Coastal Development

Coastal development may be the primary threat to mangroves. Not only are the forests lost when a coast is developed, but a man-made structure almost always replaces them. That structure (e.g., a hotel, desalination plant, coal-fired power plant, nuclear plant, port facility, marina, cruise ship dock) inevitably brings with it associated issues of altered hydrology, erosion, and pollution. Rivers that once traveled through the mangroves before emptying into the sea are blocked or re-routed, causing changes in filtration, sedimentation, temperature, and salinity. These changes in turn can affect the aquatic species, including commercial or subsistence fish species for coastal communities. The developments are often associated with increased levels of pollution as well, including solid waste, pesticides, thermal, biological (invasive species), brine, and oil. In Panama, for example:

“In recent years the biggest regional threats to mangroves are the ever-increasing development of the tourism industry, pollution from runoff of fertilizers and pesticides, and improper disposal of wastes. Oil pollution is not a widespread problem for the region as a whole, but it is a serious threat in Panama owing to the extremely high maritime traffic in the Panama Canal (Spalding et al. 1997, FAO 2007, p. 34).

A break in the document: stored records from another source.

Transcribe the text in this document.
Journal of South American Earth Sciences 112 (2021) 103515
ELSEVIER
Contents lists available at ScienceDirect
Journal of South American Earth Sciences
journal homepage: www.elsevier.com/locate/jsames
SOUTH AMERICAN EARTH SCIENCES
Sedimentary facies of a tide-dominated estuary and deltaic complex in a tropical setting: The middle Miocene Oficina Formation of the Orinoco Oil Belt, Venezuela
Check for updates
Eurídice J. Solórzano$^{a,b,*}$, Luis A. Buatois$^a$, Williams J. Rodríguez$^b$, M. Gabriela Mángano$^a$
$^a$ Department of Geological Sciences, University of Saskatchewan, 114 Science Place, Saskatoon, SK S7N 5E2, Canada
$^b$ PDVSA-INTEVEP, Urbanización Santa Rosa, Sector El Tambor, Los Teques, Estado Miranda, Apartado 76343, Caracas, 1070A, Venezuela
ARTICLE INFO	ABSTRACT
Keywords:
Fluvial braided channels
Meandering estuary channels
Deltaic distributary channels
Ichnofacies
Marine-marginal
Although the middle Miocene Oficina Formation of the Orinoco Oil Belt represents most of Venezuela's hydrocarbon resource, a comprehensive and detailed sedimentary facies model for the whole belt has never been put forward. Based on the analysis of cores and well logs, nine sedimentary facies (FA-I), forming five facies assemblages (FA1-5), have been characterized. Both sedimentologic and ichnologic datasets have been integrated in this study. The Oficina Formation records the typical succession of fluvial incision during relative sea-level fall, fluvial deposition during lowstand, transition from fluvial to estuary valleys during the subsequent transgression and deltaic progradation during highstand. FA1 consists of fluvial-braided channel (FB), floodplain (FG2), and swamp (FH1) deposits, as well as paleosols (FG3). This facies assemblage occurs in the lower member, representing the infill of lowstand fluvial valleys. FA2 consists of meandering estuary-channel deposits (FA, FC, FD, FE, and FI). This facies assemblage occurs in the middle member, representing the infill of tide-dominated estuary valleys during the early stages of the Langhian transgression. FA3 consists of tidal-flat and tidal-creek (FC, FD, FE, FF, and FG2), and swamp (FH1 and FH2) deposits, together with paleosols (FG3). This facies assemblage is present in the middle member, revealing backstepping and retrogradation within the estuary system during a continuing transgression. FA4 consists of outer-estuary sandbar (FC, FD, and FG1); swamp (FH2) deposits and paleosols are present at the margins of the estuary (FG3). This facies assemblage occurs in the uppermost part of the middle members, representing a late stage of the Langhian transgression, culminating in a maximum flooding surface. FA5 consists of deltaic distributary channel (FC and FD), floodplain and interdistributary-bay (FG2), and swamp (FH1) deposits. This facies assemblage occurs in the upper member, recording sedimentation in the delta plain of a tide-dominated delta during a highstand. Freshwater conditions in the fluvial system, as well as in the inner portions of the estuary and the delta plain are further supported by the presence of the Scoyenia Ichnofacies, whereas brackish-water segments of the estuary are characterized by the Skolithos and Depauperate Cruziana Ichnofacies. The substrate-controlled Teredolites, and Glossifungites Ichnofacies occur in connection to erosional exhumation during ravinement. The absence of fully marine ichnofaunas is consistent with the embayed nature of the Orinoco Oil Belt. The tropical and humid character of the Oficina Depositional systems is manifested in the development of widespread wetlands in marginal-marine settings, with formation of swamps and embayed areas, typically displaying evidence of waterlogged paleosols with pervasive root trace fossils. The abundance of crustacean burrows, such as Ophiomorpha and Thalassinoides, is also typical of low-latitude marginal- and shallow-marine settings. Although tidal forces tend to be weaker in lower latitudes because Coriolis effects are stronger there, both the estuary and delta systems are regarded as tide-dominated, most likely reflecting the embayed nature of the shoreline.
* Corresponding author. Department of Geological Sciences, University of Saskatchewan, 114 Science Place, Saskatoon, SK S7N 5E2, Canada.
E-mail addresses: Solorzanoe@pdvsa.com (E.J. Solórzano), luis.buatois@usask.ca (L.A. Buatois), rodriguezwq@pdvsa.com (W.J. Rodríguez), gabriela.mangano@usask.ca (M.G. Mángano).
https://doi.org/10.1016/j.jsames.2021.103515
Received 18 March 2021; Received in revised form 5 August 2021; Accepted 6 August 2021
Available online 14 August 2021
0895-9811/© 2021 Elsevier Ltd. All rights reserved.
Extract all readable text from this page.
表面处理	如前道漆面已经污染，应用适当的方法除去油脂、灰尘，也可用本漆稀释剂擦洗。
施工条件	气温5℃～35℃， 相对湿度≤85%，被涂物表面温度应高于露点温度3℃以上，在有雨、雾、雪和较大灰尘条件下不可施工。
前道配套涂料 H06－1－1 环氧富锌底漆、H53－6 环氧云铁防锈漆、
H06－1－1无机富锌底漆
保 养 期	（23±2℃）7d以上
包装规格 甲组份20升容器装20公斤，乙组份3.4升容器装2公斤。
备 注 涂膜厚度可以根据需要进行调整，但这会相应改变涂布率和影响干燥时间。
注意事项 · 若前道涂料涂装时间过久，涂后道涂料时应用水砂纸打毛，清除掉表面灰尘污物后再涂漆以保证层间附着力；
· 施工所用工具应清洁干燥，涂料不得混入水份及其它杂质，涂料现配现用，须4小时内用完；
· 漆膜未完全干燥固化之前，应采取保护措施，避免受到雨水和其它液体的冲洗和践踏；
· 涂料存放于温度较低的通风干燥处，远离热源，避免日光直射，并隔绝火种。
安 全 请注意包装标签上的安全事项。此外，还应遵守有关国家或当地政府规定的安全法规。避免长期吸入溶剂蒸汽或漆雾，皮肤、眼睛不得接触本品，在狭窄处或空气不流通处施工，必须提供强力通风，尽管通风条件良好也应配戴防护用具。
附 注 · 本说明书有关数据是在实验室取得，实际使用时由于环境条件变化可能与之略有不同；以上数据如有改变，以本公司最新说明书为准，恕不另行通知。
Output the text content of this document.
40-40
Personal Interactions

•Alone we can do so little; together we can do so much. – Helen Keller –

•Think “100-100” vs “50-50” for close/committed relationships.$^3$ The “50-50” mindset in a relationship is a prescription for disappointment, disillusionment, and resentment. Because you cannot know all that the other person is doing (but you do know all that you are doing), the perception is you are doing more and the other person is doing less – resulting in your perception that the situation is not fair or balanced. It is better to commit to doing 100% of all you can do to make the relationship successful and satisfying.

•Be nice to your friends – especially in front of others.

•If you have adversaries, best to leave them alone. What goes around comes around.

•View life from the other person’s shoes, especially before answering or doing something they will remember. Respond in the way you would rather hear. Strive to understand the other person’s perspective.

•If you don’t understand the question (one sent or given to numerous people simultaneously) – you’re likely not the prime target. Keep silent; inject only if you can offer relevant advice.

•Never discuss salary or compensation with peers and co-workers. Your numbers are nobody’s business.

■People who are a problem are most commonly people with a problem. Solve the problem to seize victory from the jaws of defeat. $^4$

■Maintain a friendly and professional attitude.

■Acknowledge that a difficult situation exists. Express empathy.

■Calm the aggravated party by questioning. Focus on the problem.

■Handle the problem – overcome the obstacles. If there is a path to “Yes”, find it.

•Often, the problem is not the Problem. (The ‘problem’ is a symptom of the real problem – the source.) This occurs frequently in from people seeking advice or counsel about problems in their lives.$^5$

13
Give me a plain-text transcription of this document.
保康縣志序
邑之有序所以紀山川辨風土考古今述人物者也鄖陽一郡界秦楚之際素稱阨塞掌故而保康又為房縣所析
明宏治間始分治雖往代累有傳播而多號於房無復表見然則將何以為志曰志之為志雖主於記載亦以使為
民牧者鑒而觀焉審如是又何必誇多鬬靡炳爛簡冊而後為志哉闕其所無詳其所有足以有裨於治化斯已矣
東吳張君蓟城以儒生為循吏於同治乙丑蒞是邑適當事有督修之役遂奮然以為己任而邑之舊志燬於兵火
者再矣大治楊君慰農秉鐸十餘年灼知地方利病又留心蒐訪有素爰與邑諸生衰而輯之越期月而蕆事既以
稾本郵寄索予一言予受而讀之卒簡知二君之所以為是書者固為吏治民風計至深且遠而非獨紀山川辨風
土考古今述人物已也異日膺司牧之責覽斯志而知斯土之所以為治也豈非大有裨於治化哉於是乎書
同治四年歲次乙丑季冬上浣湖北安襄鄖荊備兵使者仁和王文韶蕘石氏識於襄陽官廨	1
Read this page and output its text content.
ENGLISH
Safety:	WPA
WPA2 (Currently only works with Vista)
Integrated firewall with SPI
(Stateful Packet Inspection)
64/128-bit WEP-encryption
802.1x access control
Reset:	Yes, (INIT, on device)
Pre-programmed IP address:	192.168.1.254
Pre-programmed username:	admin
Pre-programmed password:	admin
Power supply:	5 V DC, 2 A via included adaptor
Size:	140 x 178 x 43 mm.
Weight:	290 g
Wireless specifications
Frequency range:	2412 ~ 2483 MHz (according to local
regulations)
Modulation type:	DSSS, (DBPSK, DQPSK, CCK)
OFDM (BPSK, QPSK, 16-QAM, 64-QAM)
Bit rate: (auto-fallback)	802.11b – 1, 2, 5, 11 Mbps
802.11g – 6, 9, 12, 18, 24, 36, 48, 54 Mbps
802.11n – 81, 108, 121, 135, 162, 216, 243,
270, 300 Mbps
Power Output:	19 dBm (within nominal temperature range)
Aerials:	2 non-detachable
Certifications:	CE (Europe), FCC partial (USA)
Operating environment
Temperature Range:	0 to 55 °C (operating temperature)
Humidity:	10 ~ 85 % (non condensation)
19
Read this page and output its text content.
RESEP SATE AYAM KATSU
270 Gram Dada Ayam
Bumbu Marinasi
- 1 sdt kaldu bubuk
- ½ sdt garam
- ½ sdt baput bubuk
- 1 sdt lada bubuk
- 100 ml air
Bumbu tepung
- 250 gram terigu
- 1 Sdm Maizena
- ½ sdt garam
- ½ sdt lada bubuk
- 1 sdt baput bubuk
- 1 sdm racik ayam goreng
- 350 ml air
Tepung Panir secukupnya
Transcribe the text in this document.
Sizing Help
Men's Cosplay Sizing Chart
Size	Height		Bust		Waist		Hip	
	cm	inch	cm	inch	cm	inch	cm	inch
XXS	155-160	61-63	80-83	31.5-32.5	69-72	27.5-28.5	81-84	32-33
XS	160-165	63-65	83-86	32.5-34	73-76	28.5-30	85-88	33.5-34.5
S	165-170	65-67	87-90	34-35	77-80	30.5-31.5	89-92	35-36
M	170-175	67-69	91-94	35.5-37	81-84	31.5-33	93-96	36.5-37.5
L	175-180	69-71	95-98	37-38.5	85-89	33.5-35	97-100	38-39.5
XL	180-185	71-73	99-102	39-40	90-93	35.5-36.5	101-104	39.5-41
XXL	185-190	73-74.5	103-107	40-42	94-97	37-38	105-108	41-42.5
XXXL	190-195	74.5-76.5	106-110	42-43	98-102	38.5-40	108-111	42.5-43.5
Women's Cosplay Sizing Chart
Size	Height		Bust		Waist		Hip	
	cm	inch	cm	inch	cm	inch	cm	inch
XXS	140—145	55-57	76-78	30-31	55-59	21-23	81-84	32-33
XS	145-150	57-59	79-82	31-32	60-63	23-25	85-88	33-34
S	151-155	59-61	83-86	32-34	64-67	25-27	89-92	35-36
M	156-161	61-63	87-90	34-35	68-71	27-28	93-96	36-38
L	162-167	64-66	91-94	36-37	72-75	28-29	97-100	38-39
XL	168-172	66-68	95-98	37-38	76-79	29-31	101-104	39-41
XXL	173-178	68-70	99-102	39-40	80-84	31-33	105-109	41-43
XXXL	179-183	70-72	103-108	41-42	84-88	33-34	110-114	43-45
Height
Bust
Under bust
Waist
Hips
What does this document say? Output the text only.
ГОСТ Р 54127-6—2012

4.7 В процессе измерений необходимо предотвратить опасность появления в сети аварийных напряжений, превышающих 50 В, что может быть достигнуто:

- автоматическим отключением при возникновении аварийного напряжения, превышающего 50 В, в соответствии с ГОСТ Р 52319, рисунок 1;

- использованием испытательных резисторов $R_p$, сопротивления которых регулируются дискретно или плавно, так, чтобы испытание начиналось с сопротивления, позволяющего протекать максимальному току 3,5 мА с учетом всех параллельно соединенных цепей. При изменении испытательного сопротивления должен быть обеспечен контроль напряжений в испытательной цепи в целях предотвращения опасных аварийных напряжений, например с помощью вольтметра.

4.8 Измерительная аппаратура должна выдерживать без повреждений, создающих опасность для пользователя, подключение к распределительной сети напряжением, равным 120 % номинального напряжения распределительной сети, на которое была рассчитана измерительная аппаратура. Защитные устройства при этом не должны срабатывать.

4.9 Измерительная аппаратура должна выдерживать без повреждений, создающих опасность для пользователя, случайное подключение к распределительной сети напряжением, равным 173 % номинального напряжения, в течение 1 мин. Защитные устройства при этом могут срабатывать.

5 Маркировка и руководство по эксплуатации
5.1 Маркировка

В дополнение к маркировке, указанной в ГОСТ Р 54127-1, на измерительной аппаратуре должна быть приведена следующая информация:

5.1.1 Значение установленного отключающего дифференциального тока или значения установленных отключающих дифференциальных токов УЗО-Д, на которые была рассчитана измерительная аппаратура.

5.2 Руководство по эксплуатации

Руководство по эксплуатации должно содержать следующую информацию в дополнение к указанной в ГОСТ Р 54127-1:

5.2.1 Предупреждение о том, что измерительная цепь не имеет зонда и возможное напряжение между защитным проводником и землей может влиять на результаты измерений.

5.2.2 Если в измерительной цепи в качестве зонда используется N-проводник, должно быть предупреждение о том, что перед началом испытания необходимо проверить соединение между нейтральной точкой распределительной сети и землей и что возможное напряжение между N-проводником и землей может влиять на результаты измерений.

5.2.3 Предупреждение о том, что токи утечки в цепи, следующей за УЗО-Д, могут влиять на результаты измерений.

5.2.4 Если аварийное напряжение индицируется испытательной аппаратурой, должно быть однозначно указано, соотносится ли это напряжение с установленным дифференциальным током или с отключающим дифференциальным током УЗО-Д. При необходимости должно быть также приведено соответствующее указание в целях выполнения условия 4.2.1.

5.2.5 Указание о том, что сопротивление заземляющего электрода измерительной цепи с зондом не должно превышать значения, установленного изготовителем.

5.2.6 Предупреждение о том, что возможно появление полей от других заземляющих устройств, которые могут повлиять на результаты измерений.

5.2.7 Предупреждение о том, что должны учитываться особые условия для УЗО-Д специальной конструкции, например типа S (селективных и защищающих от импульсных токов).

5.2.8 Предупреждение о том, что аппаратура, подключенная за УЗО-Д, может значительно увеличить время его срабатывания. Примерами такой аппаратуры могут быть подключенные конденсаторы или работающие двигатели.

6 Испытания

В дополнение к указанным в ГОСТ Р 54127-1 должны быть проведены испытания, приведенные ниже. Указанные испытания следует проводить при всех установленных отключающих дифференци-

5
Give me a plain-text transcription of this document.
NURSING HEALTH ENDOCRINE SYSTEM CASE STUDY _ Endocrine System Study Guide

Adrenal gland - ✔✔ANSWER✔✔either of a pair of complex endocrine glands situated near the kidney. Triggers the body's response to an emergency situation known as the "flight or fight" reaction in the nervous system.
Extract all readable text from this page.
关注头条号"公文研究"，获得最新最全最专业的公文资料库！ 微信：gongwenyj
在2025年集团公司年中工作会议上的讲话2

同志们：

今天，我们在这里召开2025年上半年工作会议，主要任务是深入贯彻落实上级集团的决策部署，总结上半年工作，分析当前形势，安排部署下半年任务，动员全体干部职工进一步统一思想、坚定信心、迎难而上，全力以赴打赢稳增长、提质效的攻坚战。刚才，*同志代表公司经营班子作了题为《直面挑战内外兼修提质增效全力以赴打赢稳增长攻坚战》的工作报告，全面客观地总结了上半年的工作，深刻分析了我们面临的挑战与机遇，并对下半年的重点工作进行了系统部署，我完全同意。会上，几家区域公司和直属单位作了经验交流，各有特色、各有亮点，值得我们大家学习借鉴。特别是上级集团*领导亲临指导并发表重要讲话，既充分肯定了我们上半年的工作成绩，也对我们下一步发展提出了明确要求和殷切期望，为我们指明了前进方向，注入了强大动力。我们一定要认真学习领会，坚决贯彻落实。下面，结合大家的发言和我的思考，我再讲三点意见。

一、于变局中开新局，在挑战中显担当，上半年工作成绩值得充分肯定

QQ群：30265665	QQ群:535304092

In other areas where deepwater ports are built to ship mined ore, natural gas, petroleum, chemicals, coal, and other polluting materials, the chances of an oil spill from boat traffic increased dramatically, as do the chances for a spill of hazardous materials. In short, once a development is built, there is little that can be done to maintain healthy, pollution-free coastal ecosystems. As a result, the benefits of every coastal development project should be carefully weighed against the costs of losing the protective, functioning mangrove systems.

Works Cited: 

Food and Agriculture Organization of the United Nations (FAO). 2007. The world's mangroves 1980–2005. Chapter 6: North and Central America.‎

Spalding, M., F. Blasco, and C. Field. 1997. World Mangrove Atlas. Okinawa, Japan: The International Society for Mangrove Ecosystems: 178 pp.